Antitrust standing and injury. Continental demonstrated antitrust standing, because its alleged injuries include its inability to obtain FRAND licenses due to Defendants’ alleged agreement not to provide them. But Continental did not sufficiently allege antitrust injury, because it did not allege harm to its competitive position or its position as a consumer of products used in its devices. Continental did not allege that it has been unable to continue to produce and sell TCUs to the OEMs or that the OEMs cannot obtain SEP licenses from Defendants. To the extent that the OEMs pay non-FRAND royalties for those licenses, this increase in price may constitute an antitrust injury to the OEMs. But Continental did not sufficiently allege that those increased prices will be passed on to it. And even if an OEM’s antitrust injury could be imputed to Continental, Continental would not be the best plaintiff to bring this action. The claimed antitrust violations are directly felt by the OEMs, which are allegedly forced to obtain SEP licenses on non-FRAND terms. Continental is merely an indirect victim of the alleged scheme.
Restraint of trade and monopolization claims. Even if Continental had adequately alleged antitrust injury, its restraint of trade claim would fail. To the extent the Licensor Defendants refused to negotiate with Continental, this alleged at best parallel conduct and the possibility of concerted action, which are insufficient to state a claim of an unlawful agreement to restrain trade. Continental’s monopolization and conspiracy to monopolize claims would also fail. An SEP holder may obtain additional monopoly power through inclusion in a standard. This additional market power is inevitable as a very frequent consequence of standard setting, and is necessary to achieve the benefits served by the standard, including procompetitive benefits. It is not anticompetitive for an SEP holder to violate its FRAND obligations; an SEP holder may choose to contractually limit its right to license the SEP through a FRAND obligation, but a violation of this contractual obligation is not an antitrust violation. Continental alleged that Defendants obtained unlawful monopolies by making fraudulent FRAND declarations to the SSOs that induced the SSOs to include Defendants’ SEPs in their standards. But Defendants’ allegedly fraudulent FRAND declarations to the SSOs do not constitute anticompetitive conduct that can be the basis of a monopolization claim. Given that Defendants’ alleged conduct with respect to the SSOs and their FRAND obligations is not anticompetitive because such conduct does not harm the competitive process, any agreement to engage in that conduct cannot constitute a conspiracy to monopolize.

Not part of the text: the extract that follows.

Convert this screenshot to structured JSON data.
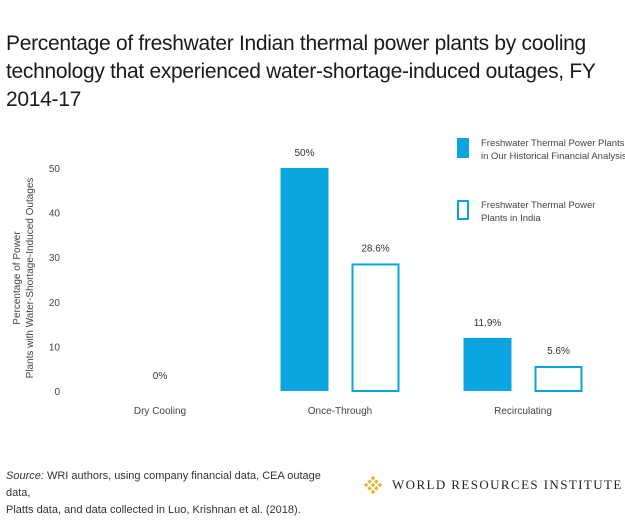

Having dismissed all of Continental’s federal claims, the court declined to exercise supplemental jurisdiction over Continental’s declaratory judgment, contract, promissory estoppel, and unfair competition claims.
This case is No. 3:19-cv-02933-M.
Attorneys: Stephen Korniczky (Sheppard Mullin Richter Hampton LLP) for Continental Automotive Systems Inc. Jeffrey L. Kessler (Winston & Strawn LLP) for Avanci LLC.